It is unfortunate that much of the congressional debate regarding the stimulus package is phrased in terms of a summary statistic: what fraction of the stimulus is to be increased spending and what fraction is to be tax cuts. It currently looks to be about 70-30, but the Republicans say they want more in tax cuts and the Democratic holdouts say they want more in spending.
To judge the merits, one has to go into greater detail. One can have smart spending and stupid spending. (The U.S. has had plenty of both in recent history.) Similarly, one can have smart tax cuts and stupid tax cuts (ditto). At the present juncture, some of the tax cuts I strongly support include (i) fixing the Alternative Minimum Tax (to help the middle class) and (ii) letting more low-income workers have the child deduction (to help reduce what are currently some of the highest effective marginal tax rates facing any class of American workers). And there are plenty of other examples, where “letting Americans keep their money” is indeed a more efficient way of achieving social goals than having the government spend it.

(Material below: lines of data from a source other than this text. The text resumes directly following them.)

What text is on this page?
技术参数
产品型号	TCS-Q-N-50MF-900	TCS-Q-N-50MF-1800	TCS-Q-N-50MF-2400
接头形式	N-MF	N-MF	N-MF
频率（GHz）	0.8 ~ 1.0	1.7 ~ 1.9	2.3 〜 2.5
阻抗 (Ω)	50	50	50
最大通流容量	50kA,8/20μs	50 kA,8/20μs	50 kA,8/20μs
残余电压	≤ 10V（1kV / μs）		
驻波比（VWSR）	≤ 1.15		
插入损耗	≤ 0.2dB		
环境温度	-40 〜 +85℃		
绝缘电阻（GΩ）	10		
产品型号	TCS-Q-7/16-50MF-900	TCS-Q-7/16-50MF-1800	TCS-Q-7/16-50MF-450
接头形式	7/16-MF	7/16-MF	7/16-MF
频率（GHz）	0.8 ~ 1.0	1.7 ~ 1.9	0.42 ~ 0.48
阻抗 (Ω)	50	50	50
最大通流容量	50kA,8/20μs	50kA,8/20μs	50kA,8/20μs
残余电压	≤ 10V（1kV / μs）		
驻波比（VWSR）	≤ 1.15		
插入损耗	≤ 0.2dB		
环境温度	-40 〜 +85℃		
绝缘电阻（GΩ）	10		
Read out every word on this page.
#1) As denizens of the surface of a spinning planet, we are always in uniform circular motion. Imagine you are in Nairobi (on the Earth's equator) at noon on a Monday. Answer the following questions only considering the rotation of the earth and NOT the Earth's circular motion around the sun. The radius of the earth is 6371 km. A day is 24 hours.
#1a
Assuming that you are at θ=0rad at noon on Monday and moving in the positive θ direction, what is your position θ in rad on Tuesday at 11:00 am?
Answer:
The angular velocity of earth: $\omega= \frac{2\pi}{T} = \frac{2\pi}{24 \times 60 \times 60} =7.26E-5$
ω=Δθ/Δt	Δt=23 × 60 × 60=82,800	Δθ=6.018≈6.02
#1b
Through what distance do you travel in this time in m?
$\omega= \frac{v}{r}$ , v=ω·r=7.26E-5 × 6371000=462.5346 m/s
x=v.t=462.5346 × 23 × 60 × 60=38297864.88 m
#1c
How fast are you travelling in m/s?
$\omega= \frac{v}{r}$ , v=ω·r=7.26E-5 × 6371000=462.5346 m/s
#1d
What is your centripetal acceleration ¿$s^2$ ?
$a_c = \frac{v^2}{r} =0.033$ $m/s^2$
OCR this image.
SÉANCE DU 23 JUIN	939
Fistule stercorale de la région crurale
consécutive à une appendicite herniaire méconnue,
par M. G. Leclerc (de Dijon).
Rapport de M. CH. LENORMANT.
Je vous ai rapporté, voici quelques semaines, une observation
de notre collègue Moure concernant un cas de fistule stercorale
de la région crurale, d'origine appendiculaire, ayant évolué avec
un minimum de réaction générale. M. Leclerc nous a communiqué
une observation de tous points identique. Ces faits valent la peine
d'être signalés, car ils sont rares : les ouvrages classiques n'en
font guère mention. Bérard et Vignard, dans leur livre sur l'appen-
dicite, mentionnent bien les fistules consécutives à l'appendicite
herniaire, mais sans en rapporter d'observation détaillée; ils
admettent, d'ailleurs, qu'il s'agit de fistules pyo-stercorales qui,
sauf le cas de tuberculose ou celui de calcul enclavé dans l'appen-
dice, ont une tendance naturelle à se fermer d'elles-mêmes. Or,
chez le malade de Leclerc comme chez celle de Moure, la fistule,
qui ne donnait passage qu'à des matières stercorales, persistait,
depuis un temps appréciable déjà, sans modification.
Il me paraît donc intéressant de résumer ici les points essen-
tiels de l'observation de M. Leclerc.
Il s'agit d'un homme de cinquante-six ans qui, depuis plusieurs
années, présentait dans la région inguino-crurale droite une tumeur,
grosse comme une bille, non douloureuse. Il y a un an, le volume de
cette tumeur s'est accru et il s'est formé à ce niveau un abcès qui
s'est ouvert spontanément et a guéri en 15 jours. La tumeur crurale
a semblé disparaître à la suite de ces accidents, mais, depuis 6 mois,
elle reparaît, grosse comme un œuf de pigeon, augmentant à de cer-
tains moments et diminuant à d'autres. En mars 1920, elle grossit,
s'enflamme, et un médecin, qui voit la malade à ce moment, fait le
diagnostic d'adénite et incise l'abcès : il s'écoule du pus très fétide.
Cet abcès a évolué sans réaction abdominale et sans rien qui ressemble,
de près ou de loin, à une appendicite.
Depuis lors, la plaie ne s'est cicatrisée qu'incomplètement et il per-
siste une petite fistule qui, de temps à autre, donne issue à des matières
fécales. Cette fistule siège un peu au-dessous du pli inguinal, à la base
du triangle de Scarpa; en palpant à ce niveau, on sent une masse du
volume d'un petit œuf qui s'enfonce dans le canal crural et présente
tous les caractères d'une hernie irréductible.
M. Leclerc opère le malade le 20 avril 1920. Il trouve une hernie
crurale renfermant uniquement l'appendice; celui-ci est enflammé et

But summing things up in an overall tax-cut-vs.-spending statistic can be pernicious. How so? Many things that government does are more efficiently accomplished by spending. Defense and transportation infrastructure are two obvious examples, but I personally would add much of health care and primary education. The result of the bias in favor of tax cuts is that all sorts of initiatives go through a tortuous re-casting as tax credits or deductions. In many cases this leads to increased paperwork and an ever-more complicated tax system.
Both parties have been responsible for this “junking up” of the tax code. Consider this 2001 rendition of what happened in the 1990s, from those who know:
Martin Feldstein asked Gene Sperling whether Republicans were to blame for the Clinton administration’s apparent use of tax expenditures [e.g., tax credits for education] rather than direct expenditures. That is, Republicans accused Democrats of being the party of taxing and spending, so the Clinton administration responded by finding a way to achieve implicit spending objectives while ostensibly reducing taxes. Sperling responded that he largely agreed…
American Economic Policy in the 1990s, edited by Jeff Frankel and Peter Orszag (MIT Press, 2002), pages 188-189.
I realize that the preference for tax cuts over spending was originally motivated by a preference for smaller government over bigger government. But it doesn’t work anyway. Leave aside those on the Left who think that – because of the Bush failure, Obama victory, financial crisis, and recession – the case for big government has now returned. Even those on the Right who retain their belief in small government, at least at a rhetorical level, should admit that the Bush policies of big tax cuts did nothing to shrink the rate of growth of spending, which was in fact far higher after 2001 than in the preceding decade.